"Uzun yıllardır, Türk İslam medeniyetinin kuruluşuna katkı veren pek çok tarihi şehri ziyaret etme fırsatım oldu. Urumçi ve Kaşgar, içimde hep ukde olarak kalmıştı. Nihayet, Çin'deki temaslarım vesilesiyle bu iki kadim şehri de ziyaret ettim," diye tweet attı Dışişleri Bakanı Hakan Fidan merakla beklenen Sincan Uygur bölgesini ziyaretinin ardından.
Bu vesile Sayın Bakan'ın cebinde ziyaret etmek istediği bir şehirler listesiyle dolaştığını öğrenmiş olduk. Listeye iki çentik daha atmış oldu. Açıkçası biz daha çok, Uygur Türklerine dair gözlemlerini iletmesini beklerdik ama siyasi mesaj yerine ziyaretin turistik tarafını öne çıkartarak, Çin'e bir çiçek daha atmayı tercih ettiği anlaşılıyor.
Bu hassas konuya devam etmeden önce Çin - Türk ilişkilerine bir göz atmakta fayda var.
Genelde ilişkilerde ekonomik boyut ön plana çıkıyor ancak ekonomik işbirliğinin çok rahat ilerlediğini söylemek kolay değil. Çin'in tek kuşak tek yol politikasının ilk dönemleri, AK Parti iktidarının büyük altyapı yatırımlarına kalkıştığı döneme rast gelince, Pekin'in yatırım iştahı kabardı. Ancak Çinlilerle iş yapmak o kadar kolay değil. İki ülkenin iş yapma kültürleri uyuşmayınca, Çin'in yatırımları sınırlı kaldı. Ancak 2000'li yılların ortasından itibaren Türkiye'nin Çin'den ithalatında patlama yaşandı. 2024 itibariyle 48 milyar dolarlık ticaretin yaklaşık 3,5 milyar dolarlık bölümü Çin'e ihracatı oluşturuyor.
Çin'le ilişkilerin kapsamlı bir değerlendirmesi için Ceren Ergenç ile Derya Göçer hocaların detaylı raporunu okumanızı tavsiye ederim.
Çin'le ticaret açığının kapanması çok zor
Çin'le işbirliği imkanları arttırılabilir; ancak ticarette dengeleme sağlanması çok zor, zira Türkiye'nin Çin'e sunabileceği çok fazla ihraç ürünü yok.
Turizmin arttırılması yaraya kısmen pansuman olabilir. Hızla büyüyen ve zenginleşen Çinli orta ve üst sınıfların artan dış turizm talebinden pay kapılabilir. Ancak hem daha fazla tanıtım hem de Çin devletinin kendi vatandaşını teşvik etmesi gerekiyor.
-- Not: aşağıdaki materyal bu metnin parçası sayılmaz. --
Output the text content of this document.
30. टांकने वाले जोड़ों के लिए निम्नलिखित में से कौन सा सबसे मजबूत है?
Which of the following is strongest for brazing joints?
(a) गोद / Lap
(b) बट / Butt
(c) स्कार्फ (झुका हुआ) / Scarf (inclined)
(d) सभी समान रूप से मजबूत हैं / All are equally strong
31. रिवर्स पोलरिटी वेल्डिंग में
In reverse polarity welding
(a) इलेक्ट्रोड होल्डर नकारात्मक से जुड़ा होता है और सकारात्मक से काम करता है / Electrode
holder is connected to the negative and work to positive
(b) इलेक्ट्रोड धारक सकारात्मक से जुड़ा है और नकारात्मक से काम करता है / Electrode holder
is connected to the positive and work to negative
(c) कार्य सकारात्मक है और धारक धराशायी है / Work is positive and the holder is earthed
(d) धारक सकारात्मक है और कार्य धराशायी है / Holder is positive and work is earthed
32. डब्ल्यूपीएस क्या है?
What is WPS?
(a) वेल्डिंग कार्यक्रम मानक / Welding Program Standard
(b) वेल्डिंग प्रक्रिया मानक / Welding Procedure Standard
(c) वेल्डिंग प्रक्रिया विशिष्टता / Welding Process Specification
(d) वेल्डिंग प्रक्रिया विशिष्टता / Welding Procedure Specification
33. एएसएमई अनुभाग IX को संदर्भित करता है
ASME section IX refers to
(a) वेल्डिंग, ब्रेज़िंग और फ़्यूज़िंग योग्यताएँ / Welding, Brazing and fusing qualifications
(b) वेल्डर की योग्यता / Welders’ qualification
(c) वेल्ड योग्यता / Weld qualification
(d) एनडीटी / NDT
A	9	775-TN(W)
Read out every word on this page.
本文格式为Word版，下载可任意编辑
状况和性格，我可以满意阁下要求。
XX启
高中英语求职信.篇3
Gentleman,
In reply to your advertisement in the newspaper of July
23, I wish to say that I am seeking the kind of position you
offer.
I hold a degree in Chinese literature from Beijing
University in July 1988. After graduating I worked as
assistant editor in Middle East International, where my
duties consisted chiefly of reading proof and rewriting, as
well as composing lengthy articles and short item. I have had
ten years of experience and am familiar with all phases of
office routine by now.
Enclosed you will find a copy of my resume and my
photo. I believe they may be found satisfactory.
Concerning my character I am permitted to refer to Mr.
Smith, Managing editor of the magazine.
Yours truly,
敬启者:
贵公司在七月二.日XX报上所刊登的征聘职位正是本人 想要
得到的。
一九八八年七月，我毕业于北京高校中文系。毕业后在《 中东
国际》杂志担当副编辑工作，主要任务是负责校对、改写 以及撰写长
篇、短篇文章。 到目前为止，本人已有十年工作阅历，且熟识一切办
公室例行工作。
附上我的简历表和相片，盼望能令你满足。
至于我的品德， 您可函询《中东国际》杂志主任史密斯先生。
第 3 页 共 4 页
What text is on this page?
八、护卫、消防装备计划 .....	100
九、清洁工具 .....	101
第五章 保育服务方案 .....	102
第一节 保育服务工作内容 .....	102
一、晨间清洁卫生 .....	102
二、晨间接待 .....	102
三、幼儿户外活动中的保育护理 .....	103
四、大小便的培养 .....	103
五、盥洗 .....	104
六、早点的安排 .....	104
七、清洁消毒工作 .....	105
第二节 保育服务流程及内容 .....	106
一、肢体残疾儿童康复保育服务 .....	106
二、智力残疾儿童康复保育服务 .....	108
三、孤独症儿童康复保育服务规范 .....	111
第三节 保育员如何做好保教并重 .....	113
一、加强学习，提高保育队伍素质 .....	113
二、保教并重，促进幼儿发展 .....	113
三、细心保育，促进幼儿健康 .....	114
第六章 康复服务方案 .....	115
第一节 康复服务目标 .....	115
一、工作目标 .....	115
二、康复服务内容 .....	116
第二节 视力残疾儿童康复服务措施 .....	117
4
Bunun için de ilişkilerde havanın olumlu olması önemli.
Dışişleri Bakanı Fidan'ın da ilişkilerde balayı havası yaratmak için elinden geleni yapmaya çalıştığı anlaşılıyor. Bu amaç için Çin'in Uygur Türklerine reva gördüğü uygulamalardan rahatsızlık duyulmuyormuş gibi, Sincan Özerk Bölgesi'ne de gitmesi ne kadar doğru oldu tartışılır.
Çin'in Uygur siyasetine alet olmak
İç siyasete dönük olarak "bakın biz soydaşlarımızla ilgileniyoruz" mesajının, pazar yerinde yaşlı teyzenin elini öpmenin ötesine gitmesi gerekmez mi?
"Bölgeye gitmesi Çin'in asimilasyon politikasına destek diye yorumlanır," dedi, emekli büyükelçi Halil Akıncı. Türk Devletleri Teşkilatı'nın kuruluşunda önemli rol oynamış ve genel sekreterliğini yapmış olan Büyükelçi Akıncı'ya göre, Fidan'ın Çinli muhataplarına, "Uygur Türk bölgesine soydaşların kimliklerini korumalarına destek olunduğu zaman gitmeyi tercih ederim," demesi gerekirdi.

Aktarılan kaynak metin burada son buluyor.